Taliban terus berupaya meyakinkan dunia soal legitimasi kekuasaan mereka mulai dari mengatakan akan dipandu oleh hukum Syariah, atau hukum Islam. Namun, kekuasaan Taliban menghadapi tantangan yang mulai muncul. Tantangan itu mulai dari membentuk pemerintahan hingga menghadapi oposisi bersenjata. Selain itu, Taliban menghadapi kemerosotan ekonomi dari ATM yang kehabisan uang tunai hingga kekhawatiran tentang makanan di seluruh negara berpenduduk 38 juta yang bergantung pada impor itu.

Taliban menghadapi semua tantangan dari pemerintah sipil yang mereka singkirkan tanpa adanya bantuan internasional. Sementara itu, tokoh oposisi yang melarikan diri ke Lembah Panjshir Afghanistan berencana akan meluncurkan perlawanan bersenjata di bawah panji Aliansi Utara, yang bersekutu dengan AS selama invasi 2001.

Taliban juga menghadapi pemberontakan pada protes Rabu di kota timur Jalalabad. Para demonstran menurunkan bendera Taliban dan menggantinya dengan bendera tiga warna Afghanistan. Dilaporkan setidaknya satu orang tewas dalam aksi protes itu.

Di Khost, otoritas Taliban memberlakukan jam malam 24 jam di provinsi tersebut setelah membubarkan protes bendera serupa. Sementara itu, sebagian besar pejabat pemerintah tetap bersembunyi di rumah mereka dan berusaha melarikan diri dari Taliban.

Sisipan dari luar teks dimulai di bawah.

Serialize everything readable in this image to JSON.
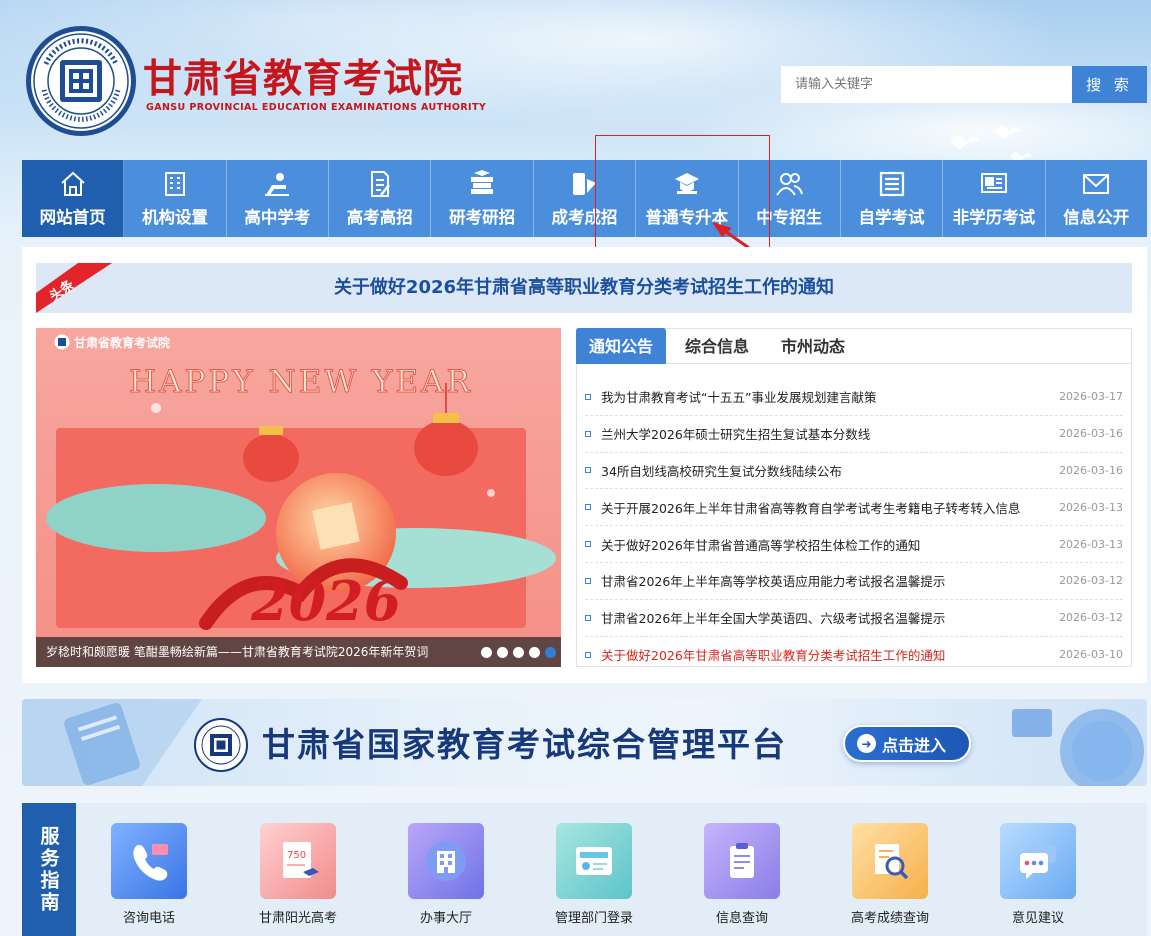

Sementara itu, kekeringan telah menyebabkan lebih dari 40 persen panen negara itu hilang. Banyak yang melarikan diri dari kemajuan Taliban dan sekarang tinggal di taman dan ruang terbuka di Kabul.

"Krisis kemanusiaan dengan proporsi yang luar biasa sedang berlangsung di depan mata kita," ujar kepala Program Pangan Dunia di Afghanistan Mary Ellen McGroarty.

"Ini benar-benar saat yang paling dibutuhkan Afghanistan, dan kami mendesak masyarakat internasional untuk mendukung rakyat Afghanistan saat ini," ujarnya menambahkan.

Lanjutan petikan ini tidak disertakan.